A Associação Paranaense dos Juízes Federais (Apajufe) se manifestou sobre o vazamento das mensagens trocadas entre o ex-juiz e ministro Sérgio Moro e o procurador da República, Deltan Dallagnol, coordenador da força-tarefa da Lava Jato. A entidade repudiou o fato, que classificou como “invasão criminosa das telecomunicações”.

Conforme a Associação, pela primeira vez o Poder Judiciário conseguiu aplicar a lei em escala pedagógica para autores de crimes contra a Administração Pública. Segundo a Apajufe, o patrimonialismo tem todos os tons ideológicos, tal qual as centenas de réus em processos em Brasília, São Paulo, Rio de Janeiro e Curitiba.

A Apajufe destacou que a solidez jurídica das investigações, absolvições e condenações cíveis e criminais foi consolidada em decisões dos Tribunais. Por isso, inexiste decisão de um juiz, há decisões do Poder Judiciário.

A Associação pondera que a “incapacidade de enfrentamento lícito às condenações criminais e cíveis” não deve caminhar para o ataque à pessoa do juiz.
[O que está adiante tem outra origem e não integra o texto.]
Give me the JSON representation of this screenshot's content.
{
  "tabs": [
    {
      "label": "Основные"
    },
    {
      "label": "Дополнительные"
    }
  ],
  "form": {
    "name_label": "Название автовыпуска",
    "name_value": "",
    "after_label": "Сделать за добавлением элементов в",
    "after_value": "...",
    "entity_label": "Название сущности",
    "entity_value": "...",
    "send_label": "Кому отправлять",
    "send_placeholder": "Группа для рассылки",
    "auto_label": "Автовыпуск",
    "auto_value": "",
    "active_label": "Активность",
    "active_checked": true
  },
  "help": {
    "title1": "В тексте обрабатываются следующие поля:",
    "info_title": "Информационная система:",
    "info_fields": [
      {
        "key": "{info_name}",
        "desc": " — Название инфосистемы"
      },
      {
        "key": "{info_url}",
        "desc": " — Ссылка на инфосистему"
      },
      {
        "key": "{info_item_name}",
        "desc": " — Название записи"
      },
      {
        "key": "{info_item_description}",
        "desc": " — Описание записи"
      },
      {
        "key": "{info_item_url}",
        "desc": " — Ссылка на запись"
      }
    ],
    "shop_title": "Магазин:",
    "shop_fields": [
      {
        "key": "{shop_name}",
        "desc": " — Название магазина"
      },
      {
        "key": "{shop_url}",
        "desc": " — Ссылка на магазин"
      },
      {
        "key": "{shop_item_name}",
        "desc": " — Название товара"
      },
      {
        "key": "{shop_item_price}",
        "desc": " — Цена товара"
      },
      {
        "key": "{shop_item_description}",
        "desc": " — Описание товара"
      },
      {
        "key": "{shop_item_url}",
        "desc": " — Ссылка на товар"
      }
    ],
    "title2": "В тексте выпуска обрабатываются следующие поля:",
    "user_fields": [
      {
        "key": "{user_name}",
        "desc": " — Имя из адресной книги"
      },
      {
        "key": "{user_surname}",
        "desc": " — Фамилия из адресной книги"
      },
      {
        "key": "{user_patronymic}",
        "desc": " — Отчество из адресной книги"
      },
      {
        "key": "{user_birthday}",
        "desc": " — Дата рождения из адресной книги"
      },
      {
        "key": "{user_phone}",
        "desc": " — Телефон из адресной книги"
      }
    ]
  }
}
Ainda de acordo com a Associação, a intrusão nas comunicações dos magistrados atenta contra a instituição incumbida de velar pelo Estado de Direito. Sendo crime contra a ordem pública, não apenas contra os indivíduos incumbidos dos deveres da magistratura.

Por fim, a Apajufe destacou que os dados apresentados na mídia a nada servem porque são susceptíveis a manipulação do conteúdo.